Nous ne traînons pas dans le coin, d’autant plus qu’il faut maintenant entamer une remontée.
Le Forau est en vue. Effectivement, rien ne coule dans la vallée.
En plus de constituer une curiosité géologique, ce site est d’une grande beauté.
Il faut imaginer que, lors de son parcours souterrain, l’eau prend une direction opposée à celle qu’elle a suivie jusque ici. Totalement surprenant et contraire à la logique !
Une fois au fond du trou, l’eau s’infiltre dans un lit de sable en quelques dizaines de mètres.
Au dessus de la cascade, il y a du monde : ce replat devrait s’appeler « Aiguallut-plage »...
Nous devons maintenant continuer à monter vers le Coll de Toro : avec les panneaux, impossible de se tromper...
Derrière, la Maladetta est toujours dans les nuages.
En partie dans embrumés aussi, le Pic de Sauvegarde, celui de la Mine et le Port de Venasque entre les deux. Là, c’est la frontière et l’Hospice de France est derrière, mais très bas.

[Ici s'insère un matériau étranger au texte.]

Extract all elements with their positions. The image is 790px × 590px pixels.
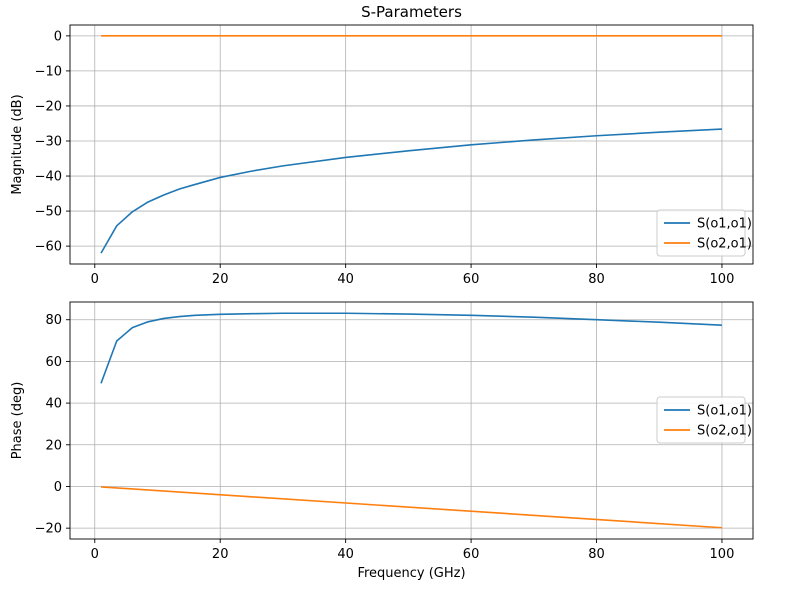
legend-box [656,209,746,257]
y-tick-label: −20 [35,99,62,114]
y-axis-label: Phase (deg) [10,382,25,460]
legend: S(o1,o1) S(o2,o1) [656,396,752,444]
legend-box [656,396,746,444]
axes-frame [69,301,754,540]
x-tick-label: 40 [337,272,354,287]
x-tick-label: 80 [588,272,605,287]
legend-label-1: S(o1,o1) [697,217,752,232]
chart-title: S-Parameters [361,3,462,21]
y-tick-label: 60 [45,355,62,370]
y-tick-label: −60 [35,240,62,255]
y-tick-label: −40 [35,170,62,185]
axes-frame [69,24,754,265]
y-tick-label: −10 [35,64,62,79]
y-tick-label: −50 [35,205,62,220]
x-tick-label: 60 [463,272,480,287]
series-line-1 [100,312,722,384]
x-tick-label: 20 [212,547,229,562]
x-tick-label: 40 [337,547,354,562]
legend-label-2: S(o2,o1) [697,424,752,439]
x-tick-label: 60 [463,547,480,562]
chart-panel-2: 0 20 40 60 80 100 80 60 40 20 0 −20 Phase (deg) Frequ… [10,301,754,581]
x-tick-label: 0 [91,547,99,562]
x-tick-label: 100 [710,547,735,562]
legend: S(o1,o1) S(o2,o1) [656,209,752,257]
y-tick-label: 0 [54,480,62,495]
x-tick-label: 0 [91,272,99,287]
y-tick-label: 0 [54,29,62,44]
chart-panel-1: 0 20 40 60 80 100 0 −10 −20 −30 −40 −50 −60 S-Paramet… [10,3,754,287]
y-tick-label: 20 [45,438,62,453]
series-line-2 [100,486,723,529]
x-axis-label: Frequency (GHz) [357,566,465,581]
y-axis-label: Magnitude (dB) [10,94,25,194]
legend-label-1: S(o1,o1) [697,404,752,419]
x-tick-label: 80 [588,547,605,562]
series-line-1 [100,128,722,254]
y-tick-label: −30 [35,134,62,149]
y-tick-label: 40 [45,397,62,412]
legend-label-2: S(o2,o1) [697,237,752,252]
y-tick-label: 80 [45,313,62,328]
x-tick-label: 100 [710,272,735,287]
x-tick-label: 20 [212,272,229,287]
y-tick-label: −20 [35,522,62,537]
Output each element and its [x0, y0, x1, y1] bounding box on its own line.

Le col et toujours des touristes.
Voilà pourquoi : derrière l’encolure, il y a le Lac du Col du Taureau (ou Ibon de Coll de Toro ou encore Lac deth Coth deth Horo).
Pour passer de l’autre côté, il faut franchir l’éboulis de gauche. Pas du tout agréable...
Ensuite, plus âme qui vive.
Et enfin, on découvre Artiga de Lin : c’est encore loin et surtout 800 m plus bas !
Ce matin, nous redoutions la rudesse de cette pente. Nous avions raison car la prudence a rendu cette descente très longue et fatigante et c’est avec un grand soulagement que nous retrouvons des pentes plus humaines.
Le parking est vite rejoint mais la visite n’est pas finie.
Quelques centaines de mètres plus bas se trouve le site du Goueil de Jouéou ou Oeil de Jupiter. Bref, la résurgence !
Il faut monter quelques marches pour se trouver au dessus de la sortie.
Ici, l’eau sort de partout en abondance.
Voilà la boucle est bouclée.
Par contre, nous avons observé attentivement la couleur de l’eau et nous n’avons trouvé aucune trace de la fluorescéine de Norbert Casteret !
A bientôt.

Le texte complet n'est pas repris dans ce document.